Murderer of Rudolph Moshammer is deported in Iraq – Munich

The murderer of the prominent Munich fashion entrepreneur Rudolph Moshammer is free again – but no longer in Germany. As the Bavarian State Office for Asylum and Repatriations confirmed on Thursday, the plane with Herisch A. on board took off from Frankfurt Airport for Baghdad in the afternoon. The 43-year-old will be returned to his native country of Iraq after serving his minimum sentence.

Although that had already expired in mid-January, the deportation was delayed because Iraq initially did not want to issue the man a passport. After the replacement papers were available, he was flown out.

Herisch A., who came from the Kurdish region around Kirkuk, fled to Germany in 2001. An application for asylum had been rejected by the authorities in North Rhine-Westphalia at the time, but he had a residence permit due to the political situation in his home country.

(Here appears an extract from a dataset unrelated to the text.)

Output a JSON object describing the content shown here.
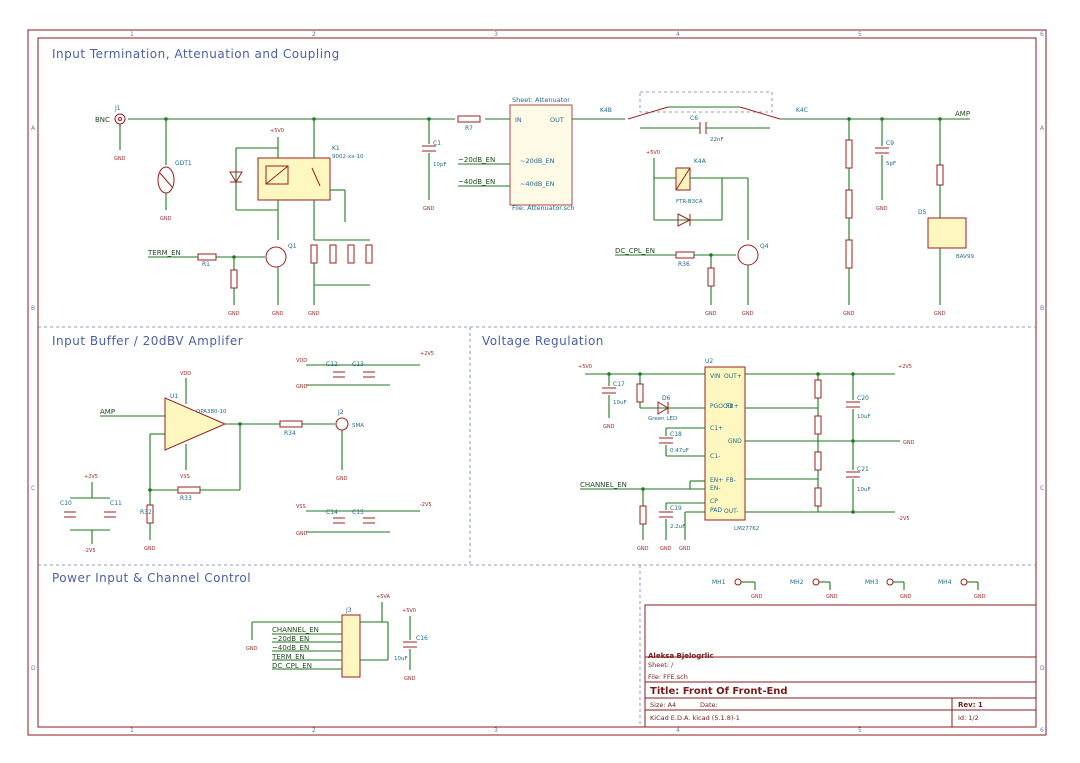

In March 2002 Herisch A. came to Munich, just under three years later he caused the most sensational murder case since the turn of the millennium. On a cold winter’s day, between 15,000 and 20,000 people accompanied Rudolph Moshammer on his last journey from the church funeral service to his grave in the East Cemetery. It was the largest attendance at a funeral since Franz-Josef Strauss’ state funeral in 1988.

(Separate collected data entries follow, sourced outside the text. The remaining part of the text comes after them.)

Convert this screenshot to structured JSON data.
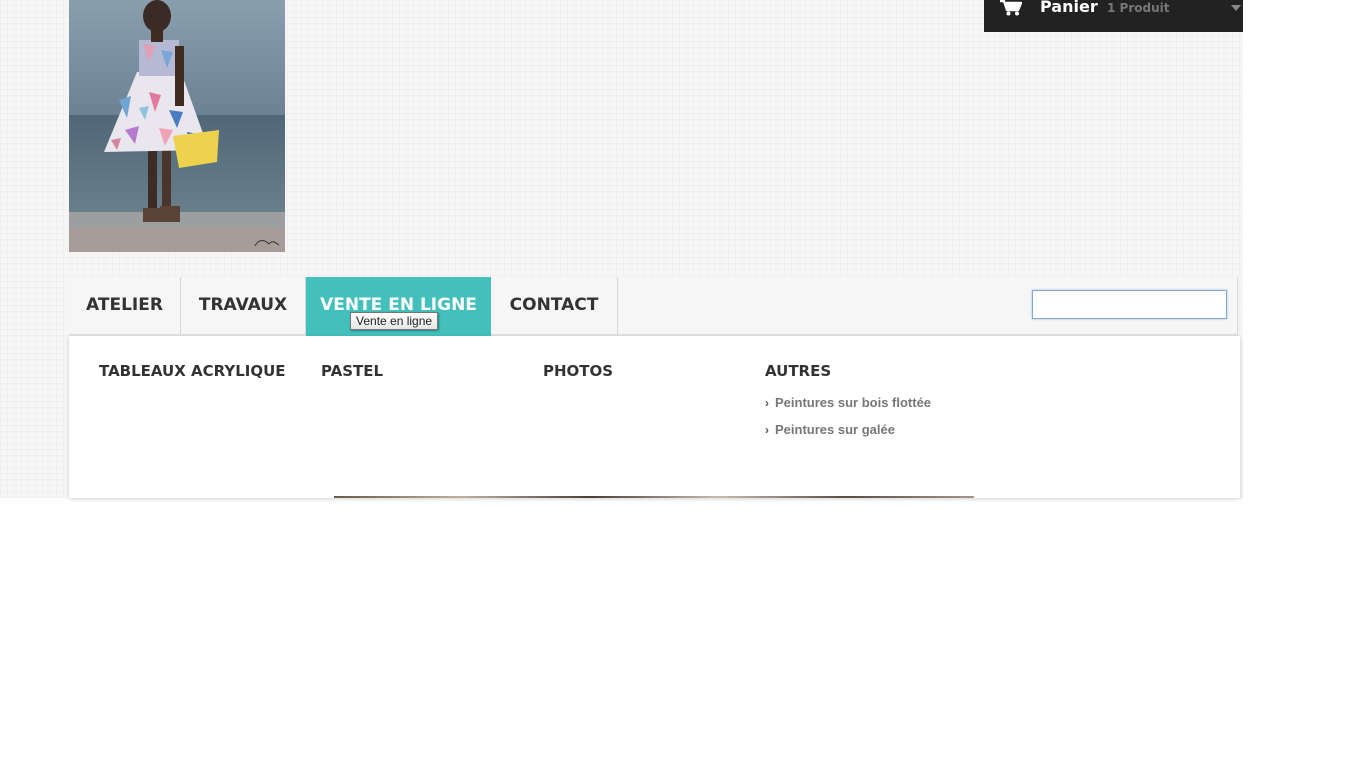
{
  "logo": {
    "icon": "painting-woman-at-sea",
    "alt_signature": "C.Griffe"
  },
  "cart": {
    "icon": "shopping-cart-icon",
    "title": "Panier",
    "count_label": "1 Produit",
    "caret_icon": "caret-down-icon"
  },
  "menu": {
    "items": [
      {
        "label": "ATELIER"
      },
      {
        "label": "TRAVAUX"
      },
      {
        "label": "VENTE EN LIGNE",
        "active": true
      },
      {
        "label": "CONTACT"
      }
    ],
    "active_color": "#44c0bc",
    "search": {
      "value": "",
      "placeholder": ""
    }
  },
  "tooltip": {
    "text": "Vente en ligne"
  },
  "dropdown": {
    "columns": [
      {
        "title": "TABLEAUX ACRYLIQUE"
      },
      {
        "title": "PASTEL"
      },
      {
        "title": "PHOTOS"
      },
      {
        "title": "AUTRES",
        "links": [
          {
            "label": "Peintures sur bois flottée"
          },
          {
            "label": "Peintures sur galée"
          }
        ]
      }
    ]
  }
}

From the discovery of Moshammer’s body on the morning of January 14, 2005 until his funeral eight days later, the local tabloids reported page after page about the case, of course also about the dark side of the fashion designer, who was dazzling far beyond Munich.

Moshammer spoke to the assistant cook from his Rolls-Royce

Rudolph Moshammer ran an extravagant boutique called “Carneval de Venise” on Maximilianstrasse, and he was a constant presence in Munich society. Like no other, Moshammer knew how to stage himself; he attracted attention with his highly teased black hair and his constant companion, the terrier lady “Daisy”.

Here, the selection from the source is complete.